“Um mito é sempre uma ferida aberta na linguagem.” — Octavio Paz, O Arco e a Lira (1956)
Nunca me interessei por animes. Mas meu filho está entrando na adolescência, então comecei a pesquisar alguma coisa. E algumas coisas chamaram a minha atenção. A saga Neon Genesis Evangelion, por exemplo. Assisti a alguma coisa, li outras e formulei algumas impressões.
Shinji Ikari é o herói improvável de Neon Genesis Evangelion. Adolescente órfão de mãe, filho de um pai ausente, é lançado sem escolha na guerra contra seres que ultrapassam qualquer medida humana: os Anjos. Mas a batalha exterior é apenas superfície. O verdadeiro campo é sua alma, um labirinto feito de medo, desejo e recusa.
A alma de Shinji não conhece retidão. Move-se em curvas que se enroscam, em corredores que retornam ao mesmo ponto, em dobras que aprisionam mais do que libertam. É uma alma-labirinto, forjada pela ausência: existir já é queda no abismo.
A máquina que o acolhe — Eva de carne, ferro e memória — não é apenas instrumento de guerra. É placenta metálica, túmulo iluminado, casa do trauma e promessa de transcendência.
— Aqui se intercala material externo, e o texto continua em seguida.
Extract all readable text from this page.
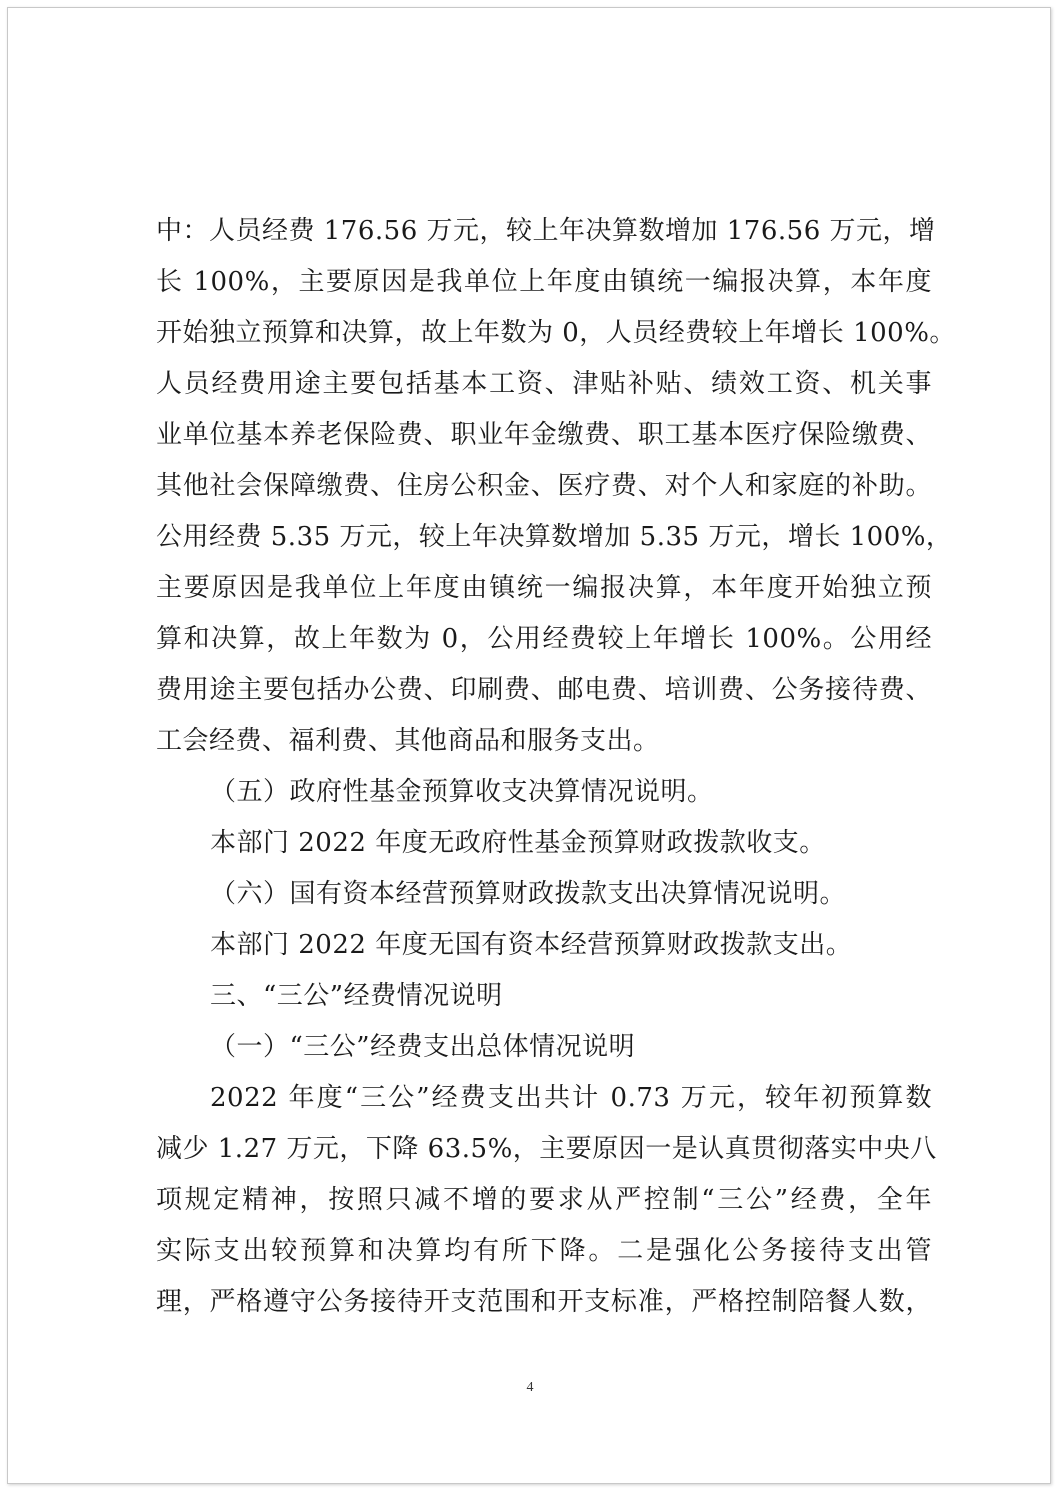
中：人员经费 176.56 万元，较上年决算数增加 176.56 万元，增
长 100%，主要原因是我单位上年度由镇统一编报决算，本年度
开始独立预算和决算，故上年数为 0，人员经费较上年增长 100%。
人员经费用途主要包括基本工资、津贴补贴、绩效工资、机关事
业单位基本养老保险费、职业年金缴费、职工基本医疗保险缴费、
其他社会保障缴费、住房公积金、医疗费、对个人和家庭的补助。
公用经费 5.35 万元，较上年决算数增加 5.35 万元，增长 100%，
主要原因是我单位上年度由镇统一编报决算，本年度开始独立预
算和决算，故上年数为 0，公用经费较上年增长 100%。公用经
费用途主要包括办公费、印刷费、邮电费、培训费、公务接待费、
工会经费、福利费、其他商品和服务支出。
（五）政府性基金预算收支决算情况说明。
本部门 2022 年度无政府性基金预算财政拨款收支。
（六）国有资本经营预算财政拨款支出决算情况说明。
本部门 2022 年度无国有资本经营预算财政拨款支出。
三、“三公”经费情况说明
（一）“三公”经费支出总体情况说明
2022 年度“三公”经费支出共计 0.73 万元，较年初预算数
减少 1.27 万元，下降 63.5%，主要原因一是认真贯彻落实中央八
项规定精神，按照只减不增的要求从严控制“三公”经费，全年
实际支出较预算和决算均有所下降。二是强化公务接待支出管
理，严格遵守公务接待开支范围和开支标准，严格控制陪餐人数，
4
Cada vez que Shinji adentra o corpo da máquina, não é apenas piloto, mas feto em gestação invertida: nascer e morrer coincidem no mesmo gesto. A batalha se confunde com o parto, e o herói se torna sempre recém-nascido, sempre exilado de si.
No mito antigo, a travessia era clara: sair de casa, enfrentar monstros, retornar transformado. A epopeia era uma linha de progresso. Mas Shinji interrompe a lógica do mito. Recusa o chamado, hesita, foge. Seu primeiro ato não é a coragem, mas o recuo. Não há espada erguida, apenas mãos trêmulas que se recusam a desaparecer. A sua epopeia é o escândalo da fragilidade: habitar o medo sem ser devorado por ele.
Os Anjos que enfrenta não são inimigos exteriores, mas espelhos. Arquétipos despidos de rosto, máscaras do inconsciente coletivo, figuras que revelam mais do que escondem. Cada combate é uma descida ao próprio abismo. Cada vitória aparente é também derrota íntima. A cidade coberta de sangue não é apenas ruína: é líquido amniótico, parto invertido, útero da catástrofe.
Shinji não salva o mundo. Seu gesto mais radical é não ceder à lógica da vitória. Ele refaz a narrativa pela recusa. No limiar do fim, não escolhe o poder, mas o vínculo. Tocar a mão de Asuka é mais revolucionário que destruir qualquer inimigo. Eis o mito moderno: não a glória do herói, mas a persistência do humano, a fidelidade ao frágil.
Orfeu sem lira, Prometeu sem fogo, Cristo sem triunfo. Shinji é todos e nenhum. É a alma despida diante do espelho, murmurando a pergunta impossível: posso viver comigo mesmo? Sua história não oferece respostas, mas devolve o enigma que somos.
No século das máquinas, sua saga é a nossa. Entre corpos cercados por tecnologia e espíritos cindidos pelo medo, resta a tarefa de reconciliar desejo e solidão, comunidade e vazio. Não aprendemos a vencer, talvez nunca aprendamos. Mas resistir, ainda que em silêncio, é uma forma de permanecer.
Este é o mito de Shinji: a confissão de uma humanidade que tropeça, hesita, chora — e ainda assim insiste. A revelação de que a grandeza possível não está em subjugar monstros, mas em suportar a ferida aberta de existir.
E aqui se cumpre a lição política e existencial do nosso tempo: vivemos sob a tirania da técnica que nos ultrapassa, sob o espetáculo da vitória prometida pelas telas e algoritmos, mas que dissolve o sentido de comunidade. Somos legiões de solitários em redes saturadas, órfãos de presença real. O mito de Shinji nos adverte: a verdadeira revolução não é erguer máquinas mais potentes, mas reconstituir laços. Não é dominar a catástrofe, mas atravessá-la sem perder o gesto humano — a mão estendida, o corpo que resiste, a voz que ainda ousa dizer “estou aqui”.
No século XXI, mais que novos heróis, precisamos de frágeis que persistam. Shinji nos lembra: não é a vitória que funda o futuro, mas a capacidade de habitar o medo juntos.